There are only two species of eagles that are native to the United States: the bald eagle and the golden eagle.
The bald eagle (Haliaeetus leucocephalus) is the national bird of the United States. It is a large bird with a white head and tail and brown body. Bald eagles are found near large bodies of water, where they eat fish.
The golden eagle (Aquila chrysaetos) is a larger bird than the bald eagle. It has a golden-brown body with a white head and tail. Golden eagles are found in a variety of habitats, including forests, mountains, and grasslands. They eat a variety of prey, including small mammals, birds, and reptiles.
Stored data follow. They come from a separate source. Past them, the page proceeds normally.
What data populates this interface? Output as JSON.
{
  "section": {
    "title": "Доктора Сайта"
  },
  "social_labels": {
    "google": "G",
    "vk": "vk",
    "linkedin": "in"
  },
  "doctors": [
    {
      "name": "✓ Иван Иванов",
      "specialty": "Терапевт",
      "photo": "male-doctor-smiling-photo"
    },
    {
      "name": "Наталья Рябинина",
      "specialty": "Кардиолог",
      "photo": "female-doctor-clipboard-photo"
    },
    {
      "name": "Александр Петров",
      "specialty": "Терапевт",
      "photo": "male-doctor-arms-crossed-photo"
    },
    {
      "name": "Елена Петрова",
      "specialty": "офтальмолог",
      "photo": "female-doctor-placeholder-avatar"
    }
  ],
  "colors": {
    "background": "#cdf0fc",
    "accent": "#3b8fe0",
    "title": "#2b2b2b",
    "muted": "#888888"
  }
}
In addition to these two species, there are two other species of eagles that have been spotted in the United States on rare occasions:
The Steller’s sea eagle (Haliaeetus pelagicus) is a large eagle that is found in Alaska and Russia. It is the largest eagle in North America, with a wingspan of up to 8 feet. Steller’s sea eagles eat fish, seals, and other marine mammals.
The white-tailed eagle (Haliaeetus albicilla) is a large eagle that is found in Europe and Asia. It is similar in appearance to the bald eagle, but it has a white tail and a black head. White-tailed eagles eat fish, waterfowl, and other small animals.
All four of these species of eagles are protected under the Bald and Golden Eagle Protection Act. This law prohibits the killing, harming, or disturbing of eagles. It also restricts the use of lead ammunition near eagles, as lead poisoning is a major threat to these birds.